How to Test your Business Continuity and Disaster Recovery Plan

Home / Policy / How to Test your Business Continuity and Disaster Recovery Plan

Testing is an essential part of your Business Continuity and Disaster Recovery Plan. Until you put your plans through some simulated tests all you have is theory and you can’t be sure that it will work in a real-life scenario. How much time and resources you want to put towards the test will depend on the type of test that is best for your organization. Generally, more theory-based tests can be done multiple times per year and will only involve a small number of employees, usually upper management and other key personnel.  Then you can do the more comprehensive and hands on test which will require widespread participation once or twice a year. It may also be a good idea to bring in an outside consultant, to have some fresh eyes look at your plan and point out some weak areas that you may have missed. Here is an outline of some the tests you can do for your recovery plans, starting with the least intensive options:

Types of BC and DR testing

Table Top Exercise

A tabletop exercise is a discussion based session that usually takes place in a conference room with upper management or executives.
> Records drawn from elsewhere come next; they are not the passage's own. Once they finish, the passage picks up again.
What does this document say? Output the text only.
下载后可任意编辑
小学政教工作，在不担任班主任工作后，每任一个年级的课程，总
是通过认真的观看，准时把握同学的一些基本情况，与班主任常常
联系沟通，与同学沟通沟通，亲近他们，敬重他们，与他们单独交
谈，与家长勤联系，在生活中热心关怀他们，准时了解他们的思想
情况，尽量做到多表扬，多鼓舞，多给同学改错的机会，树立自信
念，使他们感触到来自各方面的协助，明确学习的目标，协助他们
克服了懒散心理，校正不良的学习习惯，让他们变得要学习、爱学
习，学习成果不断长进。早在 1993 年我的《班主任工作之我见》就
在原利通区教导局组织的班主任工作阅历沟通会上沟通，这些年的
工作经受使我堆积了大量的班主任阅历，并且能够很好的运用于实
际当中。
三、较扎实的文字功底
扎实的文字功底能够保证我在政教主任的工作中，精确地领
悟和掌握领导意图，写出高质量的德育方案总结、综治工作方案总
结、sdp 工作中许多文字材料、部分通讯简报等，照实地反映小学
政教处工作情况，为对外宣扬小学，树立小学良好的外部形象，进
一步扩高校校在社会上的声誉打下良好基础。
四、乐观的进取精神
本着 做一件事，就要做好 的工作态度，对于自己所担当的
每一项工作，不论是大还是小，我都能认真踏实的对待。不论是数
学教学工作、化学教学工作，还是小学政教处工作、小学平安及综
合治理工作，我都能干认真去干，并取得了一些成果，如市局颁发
The purpose here is to look over the plan, use it in a few different theoretical scenarios, identify any gaps in the plan through brainstorming and ensure all business units that will be needed are represented in the plan. It doesn’t take much resources and can be done routinely without causing a big burden. 

Structured Walk Through

In this type of exercise each team member walks through their individual component of the plan in order to find any gaps. Usually this is done with a specific type of situation in mind e.g. hurricane or earthquake. 

Simulation Testing

For a simulation you gather all of the personnel that will be involved in the response plan and go through a simulation of an emergency and see how well the plan functions in that situation. These should be done at least once per year. 

Parallel Test

In this type of test failover systems are tested to make sure that they can perform real business operations and support key processes and applications in the event of a disaster. Primary systems still carry the full production workload.

Cutover Test

This takes the parallel test further and uses the failover systems to support the full production workload. You completely disconnect the primary systems. This type of test gives you as close as possible to a guarantee that in the event of a disaster, your failover systems will be able to support your entire business.

Levels of BC and DR Testing

When you perform a test, you can test each system to a different level of depth. Here are some of the levels you may want to test your systems for:

Data Verification

This level of testing aims to ensure that files have proper back ups made but doesn’t test that you can recover from those backups.

Database Mounting

Database mounting tests that a database has basic functionality such as being able to read the data.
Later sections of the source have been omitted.